I really don't know how I could make this any clearer. I wrote a small book whose second half was about not doing exactly this. I am left with a sense that I really went to some lengths to prevent this, I did what society demands of a person plus over 10,000% (most people never write any extended arguments against bad epistemology at all, and society doesn't hold that against them), I was not subtle. At some point I have to acknowledge that other human beings are their own people and I cannot control everything they do - and I hope that others will also acknowledge that I cannot avert all the wrong thoughts that other people think, even if I try, because I sure did try. A lot. Over many years. Aimed at that specific exact way of thinking.
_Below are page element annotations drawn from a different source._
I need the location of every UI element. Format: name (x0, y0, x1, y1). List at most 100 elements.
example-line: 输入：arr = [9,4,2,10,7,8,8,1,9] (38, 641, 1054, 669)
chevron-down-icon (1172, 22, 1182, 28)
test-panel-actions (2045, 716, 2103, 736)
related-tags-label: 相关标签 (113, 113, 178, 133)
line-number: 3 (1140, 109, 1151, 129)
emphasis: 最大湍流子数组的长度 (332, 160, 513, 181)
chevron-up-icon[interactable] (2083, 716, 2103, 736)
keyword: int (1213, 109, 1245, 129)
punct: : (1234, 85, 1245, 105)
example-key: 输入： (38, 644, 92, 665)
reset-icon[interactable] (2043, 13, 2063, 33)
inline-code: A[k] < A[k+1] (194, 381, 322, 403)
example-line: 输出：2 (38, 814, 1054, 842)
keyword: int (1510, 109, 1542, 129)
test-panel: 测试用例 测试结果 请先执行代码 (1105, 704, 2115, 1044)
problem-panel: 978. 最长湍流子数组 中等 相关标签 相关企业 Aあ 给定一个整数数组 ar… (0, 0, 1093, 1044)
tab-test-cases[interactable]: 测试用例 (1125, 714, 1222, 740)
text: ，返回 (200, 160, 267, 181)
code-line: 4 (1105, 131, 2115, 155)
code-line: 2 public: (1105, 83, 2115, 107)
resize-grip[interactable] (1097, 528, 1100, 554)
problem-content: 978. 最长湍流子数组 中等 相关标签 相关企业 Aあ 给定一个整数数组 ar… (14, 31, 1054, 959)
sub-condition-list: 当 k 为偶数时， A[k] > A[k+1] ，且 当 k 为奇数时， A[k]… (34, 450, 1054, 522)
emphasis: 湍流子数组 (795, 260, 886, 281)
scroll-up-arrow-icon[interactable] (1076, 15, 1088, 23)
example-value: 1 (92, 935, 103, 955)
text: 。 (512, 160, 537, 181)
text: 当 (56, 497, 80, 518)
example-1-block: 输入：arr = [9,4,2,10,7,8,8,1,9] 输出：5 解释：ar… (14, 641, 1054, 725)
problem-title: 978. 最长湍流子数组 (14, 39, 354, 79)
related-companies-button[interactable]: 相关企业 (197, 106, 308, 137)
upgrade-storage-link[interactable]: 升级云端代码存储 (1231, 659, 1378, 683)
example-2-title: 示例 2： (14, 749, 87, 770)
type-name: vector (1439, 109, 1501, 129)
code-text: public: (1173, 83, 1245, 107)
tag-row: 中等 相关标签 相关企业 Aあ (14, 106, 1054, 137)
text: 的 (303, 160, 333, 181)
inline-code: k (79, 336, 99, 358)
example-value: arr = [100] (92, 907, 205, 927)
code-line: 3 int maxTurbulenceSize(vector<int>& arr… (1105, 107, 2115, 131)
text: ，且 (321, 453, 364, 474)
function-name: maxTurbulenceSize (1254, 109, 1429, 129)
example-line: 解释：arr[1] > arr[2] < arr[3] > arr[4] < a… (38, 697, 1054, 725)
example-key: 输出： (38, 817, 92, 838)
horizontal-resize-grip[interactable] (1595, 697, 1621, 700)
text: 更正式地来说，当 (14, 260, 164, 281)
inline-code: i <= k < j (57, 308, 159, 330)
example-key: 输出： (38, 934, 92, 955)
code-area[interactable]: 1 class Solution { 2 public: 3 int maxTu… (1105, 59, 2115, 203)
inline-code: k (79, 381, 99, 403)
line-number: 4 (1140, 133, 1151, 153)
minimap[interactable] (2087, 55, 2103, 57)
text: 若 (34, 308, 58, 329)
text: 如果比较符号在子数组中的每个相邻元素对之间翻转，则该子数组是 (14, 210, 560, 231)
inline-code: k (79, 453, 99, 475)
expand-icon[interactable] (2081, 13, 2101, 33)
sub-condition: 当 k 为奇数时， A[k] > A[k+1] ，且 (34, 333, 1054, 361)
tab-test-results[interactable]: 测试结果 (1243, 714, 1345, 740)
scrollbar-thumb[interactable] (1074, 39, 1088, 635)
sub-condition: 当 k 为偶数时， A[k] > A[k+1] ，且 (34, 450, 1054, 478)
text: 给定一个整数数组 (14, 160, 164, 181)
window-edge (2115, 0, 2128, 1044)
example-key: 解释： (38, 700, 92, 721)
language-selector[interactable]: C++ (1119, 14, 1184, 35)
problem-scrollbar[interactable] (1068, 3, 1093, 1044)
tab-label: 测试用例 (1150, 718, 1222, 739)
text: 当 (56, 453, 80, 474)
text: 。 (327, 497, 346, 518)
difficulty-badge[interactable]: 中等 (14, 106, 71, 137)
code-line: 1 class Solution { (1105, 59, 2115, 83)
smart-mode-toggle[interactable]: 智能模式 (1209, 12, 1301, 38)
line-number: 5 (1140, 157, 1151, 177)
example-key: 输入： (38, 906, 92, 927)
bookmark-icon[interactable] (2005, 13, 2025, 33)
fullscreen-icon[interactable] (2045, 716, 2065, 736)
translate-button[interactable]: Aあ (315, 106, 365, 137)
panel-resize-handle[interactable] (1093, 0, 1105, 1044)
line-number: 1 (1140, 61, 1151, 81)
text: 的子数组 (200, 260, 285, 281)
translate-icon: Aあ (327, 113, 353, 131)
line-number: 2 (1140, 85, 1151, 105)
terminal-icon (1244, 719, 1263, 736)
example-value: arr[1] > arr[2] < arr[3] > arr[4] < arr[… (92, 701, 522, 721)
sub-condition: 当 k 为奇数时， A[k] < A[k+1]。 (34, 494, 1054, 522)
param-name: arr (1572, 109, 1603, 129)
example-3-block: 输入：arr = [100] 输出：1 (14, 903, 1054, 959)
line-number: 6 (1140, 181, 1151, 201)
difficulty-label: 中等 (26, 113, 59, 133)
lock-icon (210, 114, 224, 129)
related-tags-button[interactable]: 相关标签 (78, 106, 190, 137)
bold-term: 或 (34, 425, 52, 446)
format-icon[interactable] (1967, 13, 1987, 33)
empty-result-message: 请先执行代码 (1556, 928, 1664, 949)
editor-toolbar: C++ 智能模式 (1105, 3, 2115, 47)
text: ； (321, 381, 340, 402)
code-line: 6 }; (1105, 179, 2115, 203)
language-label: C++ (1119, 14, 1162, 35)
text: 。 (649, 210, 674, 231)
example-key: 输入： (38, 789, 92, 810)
People have their own wills, they are not my puppets, they are still not my puppets even if they have read some blog posts of mine or heard summaries from somebody else who once did; I have put in at least one hundred times the amount of effort that would be required, if any effort were required at all, to wash my hands of this way of thinking.
Or how Eliezer wrote about how modern knowledge work has become harmfully disembodied and dissociated from physical reality - going into detail about how running from a tiger engages your whole sensorimotor system in a way that staring at a computer screen doesn't [LW · GW] - but lots of Lesswrongers seem to endorse and even celebrate this very dissociation from physical reality in practice.
↑ comment by Viliam · 2025-01-20T15:48:59.990Z · LW(p) · GW(p)
The incentive gradient for status hungry folk is not to double-down on Eliezer's views, but to double-down on your idiosyncratic version of rationalism, different enough from the community's to be interesting, but similar enough to be legible.
The easiest way to do that is to add something that is considered high-status in the mainstream society, such as religion. (And claim that misunderstanding the true value of religion is Eliezer's blind spot.)
Kinda like in the Median Voter Theorem -- draw a scale with Eliezer on one end, the mainstream society on the other end, and find a convenient position in between, attracting people who find the direction towards LessWrong fascinating (lots of new ideas) but also limiting (because they would have to give up some of their existing ideas).